Structural functionality, catalytic mechanism modeling and molecular allergenicity of phenylcoumaran benzylic ether reductase, an olive pollen (Ole e 12) allergen

• Published in: Journal of computer-aided molecular design Vol. 27; no. 10; pp. 873 - 895
• Main Authors: Jimenez-Lopez, Jose C., Kotchoni, Simeon O., Hernandez-Soriano, Maria C., Gachomo, Emma W., Alché, Juan D.
• Format: Journal Article
• Language: English
• Published: Dordrecht Springer Netherlands 01.10.2013; Springer Nature B.V
• Subjects: Allergens; Allergens - chemistry; Allergens - immunology; Allergies; Amino Acid Sequence; Animal Anatomy; Catalysis; Catalytic Domain; Chemistry; Chemistry and Materials Science; Cloning, Molecular; Comparative studies; Computer Applications in Chemistry; Enzymes; Epitopes - chemistry; Epitopes - genetics; Epitopes - immunology; Flavonoids; Food allergies; Histology; Humans; Immunotherapy; Metabolites; Models, Molecular; Molecular biology; Morphology; Olea - enzymology; Olea - immunology; Oxidoreductases - chemistry; Oxidoreductases - immunology; Oxidoreductases - metabolism; Phylogeny; Physical Chemistry; Physicochemical properties; Pollen; Pollen - enzymology; Pollen - immunology; Proteins; Sequence Homology, Amino Acid; Structure-Activity Relationship; Isoflavone reductase; Olive; Flavonoids; Homology modeling; Polyphenols; NAD(P)H; Pollen; Sequence polymorphism; Electrostatic potential; Molecular docking; Allergen; B- and T-cell epitopes
• ISSN: 0920-654X; 1573-4951
• DOI: 10.1007/s10822-013-9686-y

Isoflavone reductase-like proteins (IRLs) are enzymes with key roles in the metabolism of diverse flavonoids. Last identified olive pollen allergen (Ole e 12) is an IRL relevant for allergy amelioration, since it exhibits high prevalence among atopic patients.
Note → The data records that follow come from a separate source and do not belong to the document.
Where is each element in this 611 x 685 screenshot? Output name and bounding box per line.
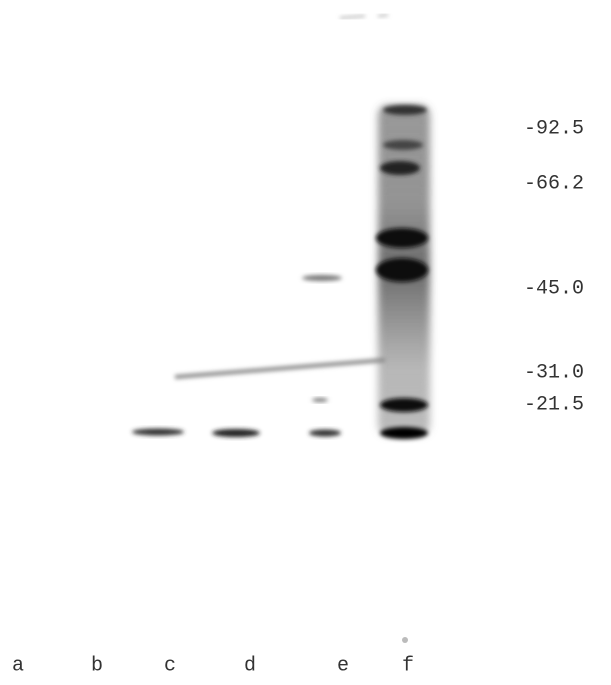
lane-label: a xyxy=(12,654,24,677)
band xyxy=(132,429,184,436)
band xyxy=(380,398,428,412)
lane-label: c xyxy=(164,654,176,677)
band xyxy=(380,161,420,175)
lane-label: d xyxy=(244,654,256,677)
band xyxy=(302,275,342,281)
lane-label: e xyxy=(337,654,349,677)
background xyxy=(0,0,611,685)
band xyxy=(376,228,428,248)
marker-label: -31.0 xyxy=(524,361,584,384)
lane-label: f xyxy=(402,654,414,677)
band xyxy=(383,140,423,150)
gel-figure: -92.5 -66.2 -45.0 -31.0 -21.5 a b c d e f xyxy=(0,0,611,685)
marker-label: -45.0 xyxy=(524,277,584,300)
lane-label: b xyxy=(91,654,103,677)
band xyxy=(212,429,260,437)
band xyxy=(309,430,341,437)
band xyxy=(376,258,428,282)
band xyxy=(383,105,427,115)
marker-label: -66.2 xyxy=(524,172,584,195)
marker-label: -92.5 xyxy=(524,117,584,140)
band xyxy=(312,398,328,402)
band xyxy=(380,427,428,439)
marker-label: -21.5 xyxy=(524,393,584,416)
artifact xyxy=(402,637,408,643)
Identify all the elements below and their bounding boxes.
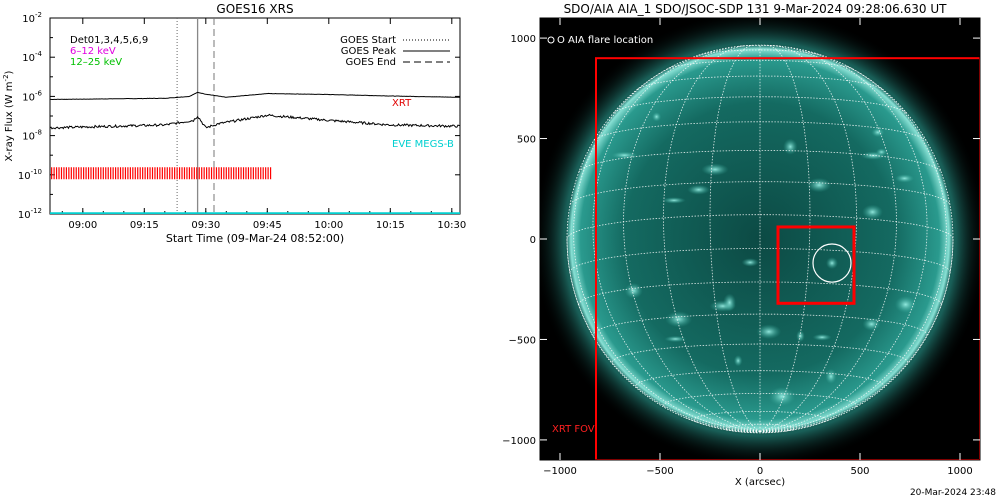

The goals of this study are the characterization of (A) the structural-functionality of Ole e 12 with a focus in its catalytic mechanism, and (B) its molecular allergenicity by extensive analysis using different molecular computer-aided approaches covering (1) physicochemical properties and functional-regulatory motifs, (2) sequence analysis, 2-D and 3D structural homology modeling comparative study and molecular docking, (3) conservational and evolutionary analysis, (4) catalytic mechanism modeling, and (5) sequence, structure-docking based B-cell epitopes prediction, while T-cell epitopes were predicted by inhibitory concentration and binding score methods. Structural-based detailed features, phylogenetic and sequences analysis have identified Ole e 12 as phenylcoumaran benzylic ether reductase. A catalytic mechanism has been proposed for Ole e 12 which display Lys133 as one of the conserved residues of the IRLs catalytic tetrad (Asn-Ser-Tyr-Lys). Structure characterization revealed a conserved protein folding among plants IRLs. However, sequence polymorphism significantly affected residues involved in the catalytic pocket structure and environment (cofactor and substrate interaction-recognition). It might also be responsible for IRLs isoforms functionality and regulation, since micro-heterogeneities affected physicochemical and posttranslational motifs. This polymorphism might have large implications for molecular differences in B- and T-cells epitopes of Ole e 12, and its identification may help designing strategies to improve the component-resolving diagnosis and immunotherapy of pollen and food allergy through development of molecular tools.